The Wolfpack’s fate was sealed when North Carolina pushed four runs across in the top of the eighth inning. N.C. State’s first College World Series appearance in 45 years later concluded when its hardest-hit ball of the night turned into a game-ending double play in the ninth for a 7-0 loss.
Shut out for the first time all season, the Wolfpack were sent packing by their in-state rival.
Avent rolled the dice Thursday, electing to start ace Carlos Rodon on three days rest.
The sophomore, projected to be the No. 1 overall pick in next year’s major league draft, gave N.C. State a chance by going five strong innings after throwing 108 pitches Sunday in a 8-1 win against the Heels.
Rodon’s errant throw to second base on a bunt in the fourth, however, led to the game’s first run. It was the Wolfpack’s second error on a bunt in as many innings after going 47 innings without an error.
The throw by right fielder Jake Fincher beat Brian Holberton to the plate on Michael Russell’s sacrifice fly in the fourth. But the sliding Holberton avoided catcher Brett Austin’s tag to make it 1-0. Austin, Rodon and Avent all visibly disagreed with plate umpire Joe Burleson’s call.
“Obviously, the guy’s hand may have got in,” Avent said. “The ball just beat him so much.”
That pretty much summed up N.C. State’s night — close, but not quite.

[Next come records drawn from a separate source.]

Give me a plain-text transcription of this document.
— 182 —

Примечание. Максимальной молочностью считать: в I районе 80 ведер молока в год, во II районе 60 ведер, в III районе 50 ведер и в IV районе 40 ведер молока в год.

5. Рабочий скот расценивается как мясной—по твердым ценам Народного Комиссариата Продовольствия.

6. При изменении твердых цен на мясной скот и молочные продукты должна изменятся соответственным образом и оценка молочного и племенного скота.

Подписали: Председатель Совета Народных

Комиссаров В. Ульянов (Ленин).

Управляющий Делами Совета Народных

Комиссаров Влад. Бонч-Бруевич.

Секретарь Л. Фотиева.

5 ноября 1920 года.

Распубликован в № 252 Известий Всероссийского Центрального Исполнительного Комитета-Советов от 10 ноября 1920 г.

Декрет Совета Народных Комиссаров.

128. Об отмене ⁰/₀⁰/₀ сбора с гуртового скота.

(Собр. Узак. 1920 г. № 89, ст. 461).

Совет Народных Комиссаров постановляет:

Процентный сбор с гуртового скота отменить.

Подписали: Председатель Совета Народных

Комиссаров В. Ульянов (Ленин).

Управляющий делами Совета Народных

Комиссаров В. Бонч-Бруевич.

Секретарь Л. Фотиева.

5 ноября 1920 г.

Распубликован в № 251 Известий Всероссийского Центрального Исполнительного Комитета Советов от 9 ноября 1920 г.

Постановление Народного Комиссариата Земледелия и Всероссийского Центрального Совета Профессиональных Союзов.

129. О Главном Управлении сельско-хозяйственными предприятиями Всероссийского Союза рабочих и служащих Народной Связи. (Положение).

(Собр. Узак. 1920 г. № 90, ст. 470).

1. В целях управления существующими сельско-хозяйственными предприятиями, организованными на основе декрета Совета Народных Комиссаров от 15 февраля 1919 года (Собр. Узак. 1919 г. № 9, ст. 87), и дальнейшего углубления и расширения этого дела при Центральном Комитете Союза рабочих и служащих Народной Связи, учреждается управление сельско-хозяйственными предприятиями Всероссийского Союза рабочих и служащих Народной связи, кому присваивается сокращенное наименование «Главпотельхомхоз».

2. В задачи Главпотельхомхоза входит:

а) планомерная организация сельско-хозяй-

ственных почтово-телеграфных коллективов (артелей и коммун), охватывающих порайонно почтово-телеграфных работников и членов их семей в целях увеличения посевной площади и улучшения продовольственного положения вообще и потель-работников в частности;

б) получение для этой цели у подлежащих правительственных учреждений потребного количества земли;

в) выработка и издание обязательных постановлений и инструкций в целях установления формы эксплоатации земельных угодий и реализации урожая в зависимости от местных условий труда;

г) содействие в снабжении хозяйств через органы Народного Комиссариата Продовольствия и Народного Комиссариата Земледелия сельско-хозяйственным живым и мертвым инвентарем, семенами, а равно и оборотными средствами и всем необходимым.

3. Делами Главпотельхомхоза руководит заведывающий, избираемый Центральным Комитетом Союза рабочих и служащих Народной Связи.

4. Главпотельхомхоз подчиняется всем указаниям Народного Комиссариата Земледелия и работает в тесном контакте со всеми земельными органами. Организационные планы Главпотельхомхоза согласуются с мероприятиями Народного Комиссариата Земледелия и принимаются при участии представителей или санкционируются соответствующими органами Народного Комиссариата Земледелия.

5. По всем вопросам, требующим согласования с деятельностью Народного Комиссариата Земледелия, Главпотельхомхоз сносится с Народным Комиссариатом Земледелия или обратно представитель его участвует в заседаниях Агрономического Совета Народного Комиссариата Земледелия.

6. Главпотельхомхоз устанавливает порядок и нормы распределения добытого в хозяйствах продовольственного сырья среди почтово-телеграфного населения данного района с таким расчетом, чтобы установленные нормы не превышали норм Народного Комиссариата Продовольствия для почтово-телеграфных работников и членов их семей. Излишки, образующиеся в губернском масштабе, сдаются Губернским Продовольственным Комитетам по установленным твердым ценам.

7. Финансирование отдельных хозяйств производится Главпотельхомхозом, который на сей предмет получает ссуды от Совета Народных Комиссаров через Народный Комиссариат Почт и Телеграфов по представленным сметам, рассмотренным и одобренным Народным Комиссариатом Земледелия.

The Wolfpack did little against Johnson. They had three hits entering the ninth.
At the end of the day, Avent tipped his cap to the Tar Heel starter and lauded his team’s 50-win season and the foundation for the future it set with its first CWS appearance since 1968.
“We’re not the ’27 Yankees and we’re not the Big Red Machine, but we can hit some fastballs. Tonight, it just wasn’t there,” he said. “We’ve got a proud group of men in there. They’re really proud of their accomplishments.”